Union Pacific (UP) has wasted little time in returning to embargo tactics, and the US Surface Transportation Board (STB) is becoming concerned.

Following a two-day hearing in mid-December, over its massive use of embargoes to deal with congestion issues, UP supremo Lance Fritz pledged to hit the pause button on them, but less than a fortnight later the railway was at it again.

On 29 December, it announced an embargo in Iowa, Minnesota and Wisconsin, citing severe weather events and arctic temperatures. This was set at 14 days, but UP extended it for a further fortnight, to today.

In a letter to customers, UP said “although incremental progress has been made in reducing congestion and increasing velocity across the region, we are seeing longer than anticipated recovery due to the magnitude of the prior weather impacts”.

Shippers and politicians did not buy this argument. Eight members of Congress from the affected region wrote to the STB on 13 January asking the authority to step in and lift the embargo.

They argued temperatures were not radically different from normal conditions at this time of the year and that UP had coped with similar situations before.

Agriculture shippers from the region have been afflicted by the embargo, which also badly affected one of the largest US poultry producers, Foster Farms. The company had successfully petitioned the STB to issue an emergency service order to UP to deliver five-unit trains of corn from the Midwest to its locations in California, where large numbers of chickens were on the verge of dying of starvation.

By 3 January, only one train had reached Foster Farms locations, but others reportedly arrived in time to avert mass animal deaths.

UP’s use of embargoes had already caused concern at the STB in November. According to the authority, the railway had declared 27 embargoes back in 2017, but by mid-November last year there had been more than 1,000 in 2022. The STB “reminded” UP management that embargoes were meant to deal with the fallout from natural disasters or circumstances beyond a railway’s control, not congestion.

After two days of hearings in Washington in mid-December, to which UP top brass were summoned by the STB, Mr Fritz wrote to the authority that the railway would be “pausing any additional embargoes under the pipeline inventory management programme we began in November”.
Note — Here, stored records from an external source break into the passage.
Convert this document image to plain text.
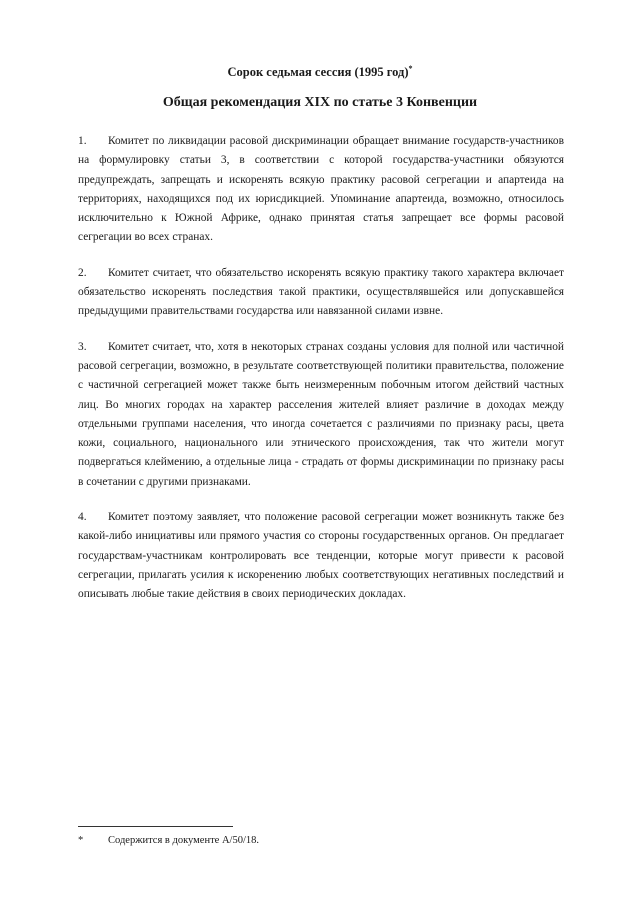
Сорок седьмая сессия (1995 год)*
Общая рекомендация XIX по статье 3 Конвенции

1. Комитет по ликвидации расовой дискриминации обращает внимание государств-участников на формулировку статьи 3, в соответствии с которой государства-участники обязуются предупреждать, запрещать и искоренять всякую практику расовой сегрегации и апартеида на территориях, находящихся под их юрисдикцией. Упоминание апартеида, возможно, относилось исключительно к Южной Африке, однако принятая статья запрещает все формы расовой сегрегации во всех странах.

2. Комитет считает, что обязательство искоренять всякую практику такого характера включает обязательство искоренять последствия такой практики, осуществлявшейся или допускавшейся предыдущими правительствами государства или навязанной силами извне.

3. Комитет считает, что, хотя в некоторых странах созданы условия для полной или частичной расовой сегрегации, возможно, в результате соответствующей политики правительства, положение с частичной сегрегацией может также быть неизмеренным побочным итогом действий частных лиц. Во многих городах на характер расселения жителей влияет различие в доходах между отдельными группами населения, что иногда сочетается с различиями по признаку расы, цвета кожи, социального, национального или этнического происхождения, так что жители могут подвергаться клеймению, а отдельные лица - страдать от формы дискриминации по признаку расы в сочетании с другими признаками.

4. Комитет поэтому заявляет, что положение расовой сегрегации может возникнуть также без какой-либо инициативы или прямого участия со стороны государственных органов. Он предлагает государствам-участникам контролировать все тенденции, которые могут привести к расовой сегрегации, прилагать усилия к искоренению любых соответствующих негативных последствий и описывать любые такие действия в своих периодических докладах.

* Содержится в документе A/50/18.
That UP jettisoned this pledge in less than two weeks has not endeared it to the STB. Chairman Marty Oberman said: “It is really becoming a major concern.”

The STB has dismissed a request by UP on 22 December for a ‘protective order’ regarding documents on embargoes that the STB had requested at the hearings on 13 and 14 December. Shippers as well as a labour union had urged the STB to deny the request. The authority agreed and determined that “UP may not use a blanket designation for everything it submits”. It told the railway it should create and submit a confidential, as well as public, version of submissions that contain confidential information.
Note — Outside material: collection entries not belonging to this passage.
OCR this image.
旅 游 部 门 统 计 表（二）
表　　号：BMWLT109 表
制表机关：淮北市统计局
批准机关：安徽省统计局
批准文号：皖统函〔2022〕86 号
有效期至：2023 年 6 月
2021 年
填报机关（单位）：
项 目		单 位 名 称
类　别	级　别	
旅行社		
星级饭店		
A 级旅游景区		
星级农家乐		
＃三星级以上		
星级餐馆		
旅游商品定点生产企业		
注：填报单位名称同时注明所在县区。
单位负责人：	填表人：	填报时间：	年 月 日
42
While the STB’s patience with UP management is visibly strained, there are no indications so far what action the authority may take over the embargoes.
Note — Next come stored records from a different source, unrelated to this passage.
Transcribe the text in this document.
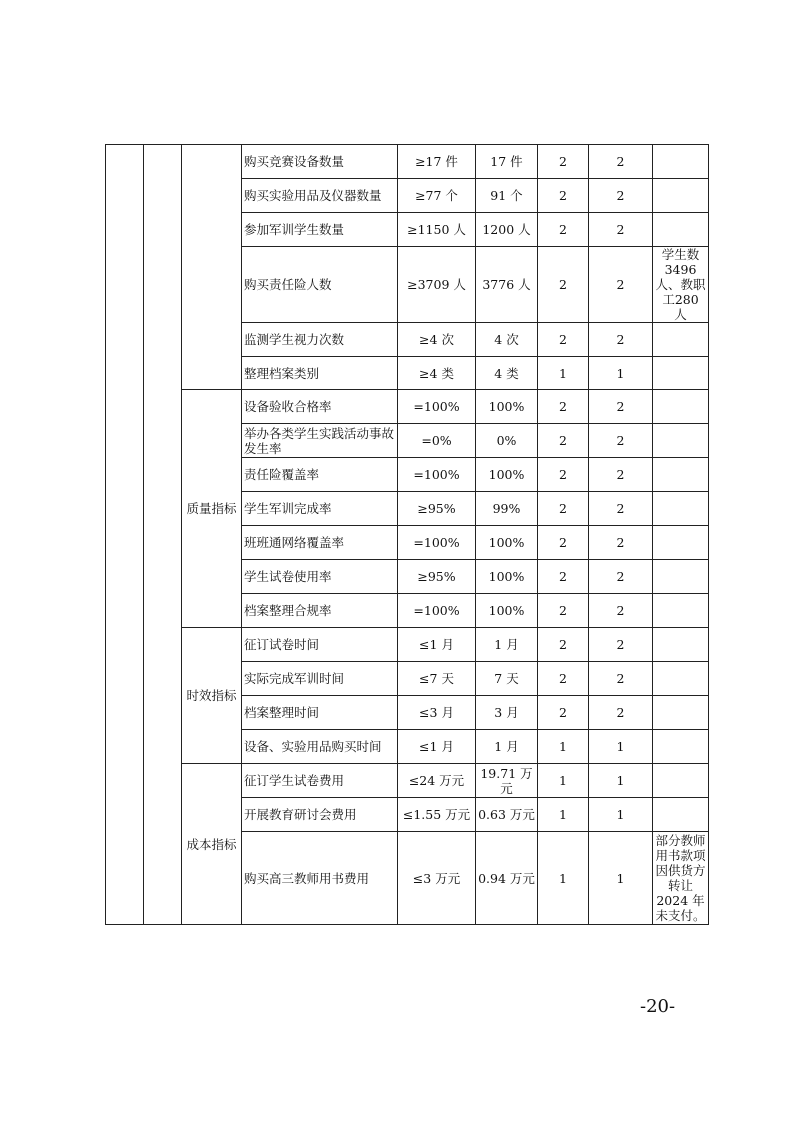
			购买竞赛设备数量	≥17 件	17 件	2	2	
			购买实验用品及仪器数量	≥77 个	91 个	2	2	
			参加军训学生数量	≥1150 人	1200 人	2	2	
			购买责任险人数	≥3709 人	3776 人	2	2	学生数3496 人、教职工280 人
			监测学生视力次数	≥4 次	4 次	2	2	
			整理档案类别	≥4 类	4 类	1	1	
		质量指标	设备验收合格率	=100%	100%	2	2	
			举办各类学生实践活动事故发生率	=0%	0%	2	2	
			责任险覆盖率	=100%	100%	2	2	
			学生军训完成率	≥95%	99%	2	2	
			班班通网络覆盖率	=100%	100%	2	2	
			学生试卷使用率	≥95%	100%	2	2	
			档案整理合规率	=100%	100%	2	2	
		时效指标	征订试卷时间	≤1 月	1 月	2	2	
			实际完成军训时间	≤7 天	7 天	2	2	
			档案整理时间	≤3 月	3 月	2	2	
			设备、实验用品购买时间	≤1 月	1 月	1	1	
		成本指标	征订学生试卷费用	≤24 万元	19.71 万元	1	1	
			开展教育研讨会费用	≤1.55 万元	0.63 万元	1	1	
			购买高三教师用书费用	≤3 万元	0.94 万元	1	1	部分教师用书款项因供货方转让2024 年未支付。
-20-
Presumably, UP will point to its latest financial numbers to support its case that adverse weather conditions have taken a toll on its balance sheet. The company’s Q4 results, released yesterday, show a 4.3% drop in net income to $1.64bn, despite the fact that it carried more goods and charged higher rates.

Management attributed the results, which lagged analyst expectations, largely to higher operating costs as a result of disruptions from winter storms. Operating costs rose 14%, year on year.